The Three Reasons I’m Marching—And You Should Too

“Yes this is real life, this is really happening,” said Alec Baldwin as Donald Trump on Saturday Night Live.  Pretty much sums up how me, and if recent polls are to be believed, 60% of the rest of the country feel.  But guess what folks Alec is right.  Donald Trump will be our next president.  And because that is a fact it’s time to get over our collective pity party and do what we can to express to our next commander in chief how important our priorities as working mothers are to us.  It’s time for us to march like it’s 1969.

Don’t march to be disrespectful.  Don’t march just because you are a Democrat or a moderate Republican.  March because we working mothers need to encourage him to give us more Ivanka and the paid maternity leave she rolled out for him and less pussy grabbing.   March because he should be reminded just how powerful that particular body part can be.  We working moms have a dozen compelling reasons to march.  But I can boil my motivations down to three.  That’s it.  That is all I need.

#1.  My Sons (and your sons, your nephews, your friend’s sons, little boys walking down the street).  I want to march because above all I want to leave this planet a better place than when I arrived here in 1974.  That means this next generation has to see us being brave and standing up for our ideals so they too can be brave when their turn comes.  I especially want my two sons, and all of your sons, to see that it is important for women to be strong and loud and demanding.  Of course we need to teach our girls the same but let’s raise our boys to support them.  Let’s teach our sons to be the two students who stopped the rape at Stanford instead of the rapist who thought he could get away with victimizing an unconscious woman.  Our sons need to know that it is never okay to boast of sexually assaulting a woman.  Pussies aren’t for unwanted grabbing.  And the idea of anyone doing such a thing should revolt them.  Women should be listened to and not mansplained over.  Women are to be loved and respected.  And if every little boy out there learned these lessons we’d literally change the world.

#2.  My mom (and your mom, your grandmother, your mother-in-law, your mother figure).  My mom was a hippie.  And not the fun loving pot smoking kind but rather she was of the overthrow the US government, organize a proletariat revolution variety.  Her life of protest started when she wore pants to her classes at the University of Massachusetts at a time when the dress code dictated that women had to wear skirts, and it just snowballed from there.  My grandmother had to go work in a factory at age thirteen after her father passed away.  Her whole life he had promised her that he would send her to college even though this was pretty unheard of to send a girl to college at that time.  But life happens and it was not meant to be, although she was one of the smartest, toughest chicks I’ve ever known.  These are my stories but I know that you have your own.  Women who never had the chance, or demanded that they be given their due, women who put themselves on the line for our generation.  I am marching for them.

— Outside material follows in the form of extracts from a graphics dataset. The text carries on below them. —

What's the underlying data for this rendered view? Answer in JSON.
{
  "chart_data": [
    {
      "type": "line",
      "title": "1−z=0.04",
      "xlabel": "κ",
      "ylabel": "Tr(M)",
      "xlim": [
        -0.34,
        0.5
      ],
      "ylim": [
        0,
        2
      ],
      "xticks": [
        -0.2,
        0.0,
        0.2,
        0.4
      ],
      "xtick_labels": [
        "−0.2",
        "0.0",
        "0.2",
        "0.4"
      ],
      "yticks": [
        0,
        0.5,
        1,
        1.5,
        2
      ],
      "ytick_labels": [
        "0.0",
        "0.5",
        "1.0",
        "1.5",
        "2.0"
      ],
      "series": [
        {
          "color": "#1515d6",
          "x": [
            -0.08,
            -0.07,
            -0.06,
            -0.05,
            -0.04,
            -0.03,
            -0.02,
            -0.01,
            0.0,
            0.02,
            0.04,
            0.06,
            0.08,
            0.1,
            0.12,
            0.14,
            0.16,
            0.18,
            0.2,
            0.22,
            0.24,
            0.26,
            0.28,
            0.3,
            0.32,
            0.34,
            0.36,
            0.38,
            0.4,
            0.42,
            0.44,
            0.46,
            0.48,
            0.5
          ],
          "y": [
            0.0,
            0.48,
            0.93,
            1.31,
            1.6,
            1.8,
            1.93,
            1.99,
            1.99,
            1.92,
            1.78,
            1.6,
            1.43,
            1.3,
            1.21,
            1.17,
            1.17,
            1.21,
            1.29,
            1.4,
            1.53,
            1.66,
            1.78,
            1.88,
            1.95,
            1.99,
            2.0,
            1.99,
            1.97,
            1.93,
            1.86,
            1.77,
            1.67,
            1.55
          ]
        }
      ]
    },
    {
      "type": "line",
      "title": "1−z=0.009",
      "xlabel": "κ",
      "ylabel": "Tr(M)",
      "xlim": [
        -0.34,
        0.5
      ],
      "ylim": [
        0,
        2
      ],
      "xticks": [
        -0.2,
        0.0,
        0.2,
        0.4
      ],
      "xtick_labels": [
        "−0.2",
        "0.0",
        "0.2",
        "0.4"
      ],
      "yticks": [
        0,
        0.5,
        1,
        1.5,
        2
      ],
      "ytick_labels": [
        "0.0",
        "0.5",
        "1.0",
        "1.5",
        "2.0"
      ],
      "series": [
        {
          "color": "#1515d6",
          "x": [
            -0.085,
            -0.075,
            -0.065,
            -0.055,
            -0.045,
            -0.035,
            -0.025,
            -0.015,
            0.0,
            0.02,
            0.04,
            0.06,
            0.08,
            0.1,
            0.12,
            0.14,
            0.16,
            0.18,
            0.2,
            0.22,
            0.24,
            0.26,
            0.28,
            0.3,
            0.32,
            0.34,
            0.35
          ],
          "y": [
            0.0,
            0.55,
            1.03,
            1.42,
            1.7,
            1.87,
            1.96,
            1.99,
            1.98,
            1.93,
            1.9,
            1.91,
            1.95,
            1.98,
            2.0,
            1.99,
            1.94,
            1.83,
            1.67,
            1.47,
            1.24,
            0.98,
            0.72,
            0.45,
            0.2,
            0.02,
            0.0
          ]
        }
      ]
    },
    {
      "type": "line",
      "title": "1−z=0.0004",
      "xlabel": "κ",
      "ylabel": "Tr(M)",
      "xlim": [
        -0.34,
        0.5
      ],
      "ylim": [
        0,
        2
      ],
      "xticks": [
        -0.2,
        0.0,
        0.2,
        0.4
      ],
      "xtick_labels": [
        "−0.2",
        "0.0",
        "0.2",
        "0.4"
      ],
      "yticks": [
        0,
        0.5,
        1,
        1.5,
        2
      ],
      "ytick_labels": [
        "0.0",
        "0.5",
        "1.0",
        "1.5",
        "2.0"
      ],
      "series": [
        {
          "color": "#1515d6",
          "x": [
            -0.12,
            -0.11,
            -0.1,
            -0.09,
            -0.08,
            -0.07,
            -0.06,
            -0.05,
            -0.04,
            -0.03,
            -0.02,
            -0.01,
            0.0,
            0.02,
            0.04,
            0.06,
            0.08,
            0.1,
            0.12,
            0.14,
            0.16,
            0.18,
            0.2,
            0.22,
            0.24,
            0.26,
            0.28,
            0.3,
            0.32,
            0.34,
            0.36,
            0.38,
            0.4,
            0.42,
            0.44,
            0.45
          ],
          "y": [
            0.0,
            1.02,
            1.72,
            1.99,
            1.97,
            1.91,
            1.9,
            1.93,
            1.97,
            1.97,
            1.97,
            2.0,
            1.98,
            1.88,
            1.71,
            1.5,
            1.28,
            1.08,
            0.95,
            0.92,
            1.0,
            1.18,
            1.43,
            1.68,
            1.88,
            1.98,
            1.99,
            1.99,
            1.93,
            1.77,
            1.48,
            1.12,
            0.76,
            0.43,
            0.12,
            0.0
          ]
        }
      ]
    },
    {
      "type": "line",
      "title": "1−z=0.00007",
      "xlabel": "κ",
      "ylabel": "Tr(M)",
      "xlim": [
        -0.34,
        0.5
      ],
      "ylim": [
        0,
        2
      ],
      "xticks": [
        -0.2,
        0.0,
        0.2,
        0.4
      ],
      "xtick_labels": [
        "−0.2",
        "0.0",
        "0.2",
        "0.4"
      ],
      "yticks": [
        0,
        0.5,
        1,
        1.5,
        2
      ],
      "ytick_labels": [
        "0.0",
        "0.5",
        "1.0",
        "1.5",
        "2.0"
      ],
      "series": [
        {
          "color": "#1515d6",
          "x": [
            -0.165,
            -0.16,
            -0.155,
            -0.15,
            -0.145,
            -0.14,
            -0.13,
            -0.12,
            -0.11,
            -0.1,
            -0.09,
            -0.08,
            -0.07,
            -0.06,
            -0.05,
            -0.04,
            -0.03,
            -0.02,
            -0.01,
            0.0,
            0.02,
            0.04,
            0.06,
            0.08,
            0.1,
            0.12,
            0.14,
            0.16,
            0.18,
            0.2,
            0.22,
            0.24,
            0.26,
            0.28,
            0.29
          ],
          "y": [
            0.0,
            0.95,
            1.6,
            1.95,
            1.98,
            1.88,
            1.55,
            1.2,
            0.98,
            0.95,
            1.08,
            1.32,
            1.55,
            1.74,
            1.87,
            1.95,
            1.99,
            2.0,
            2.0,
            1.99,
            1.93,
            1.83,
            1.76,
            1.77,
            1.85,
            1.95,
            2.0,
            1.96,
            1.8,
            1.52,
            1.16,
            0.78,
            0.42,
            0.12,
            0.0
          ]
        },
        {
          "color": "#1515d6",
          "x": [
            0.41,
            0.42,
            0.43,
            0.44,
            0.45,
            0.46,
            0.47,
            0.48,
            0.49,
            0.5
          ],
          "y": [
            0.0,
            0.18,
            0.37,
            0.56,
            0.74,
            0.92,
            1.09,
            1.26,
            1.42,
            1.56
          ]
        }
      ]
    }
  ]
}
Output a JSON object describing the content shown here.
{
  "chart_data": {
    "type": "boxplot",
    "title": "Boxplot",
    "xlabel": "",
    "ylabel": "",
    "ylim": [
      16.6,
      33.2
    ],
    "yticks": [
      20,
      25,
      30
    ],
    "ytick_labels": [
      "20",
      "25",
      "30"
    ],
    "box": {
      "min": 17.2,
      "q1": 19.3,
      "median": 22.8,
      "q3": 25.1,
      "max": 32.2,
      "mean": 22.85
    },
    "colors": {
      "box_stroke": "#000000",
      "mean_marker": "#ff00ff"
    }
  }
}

#3 Me (you, us).  I’m marching because I respect myself.  I’m marching because I respect you.  I’ve worked too damned hard to let a president normalize the basest actions of every misogynist in this country.  I’m marching because I am rejecting every manager, co-worker, or male buddy who has crossed the line and made me weigh the risks of raising my hand and being viewed as “that girl.”  Locker room talk is not an excuse, it is a lie.   It’s not about being politically correct.  It’s about knowing our worth as women.  It’s about expecting equality in the hopes that someday we won’t have to demand.  Someday we won’t have to march.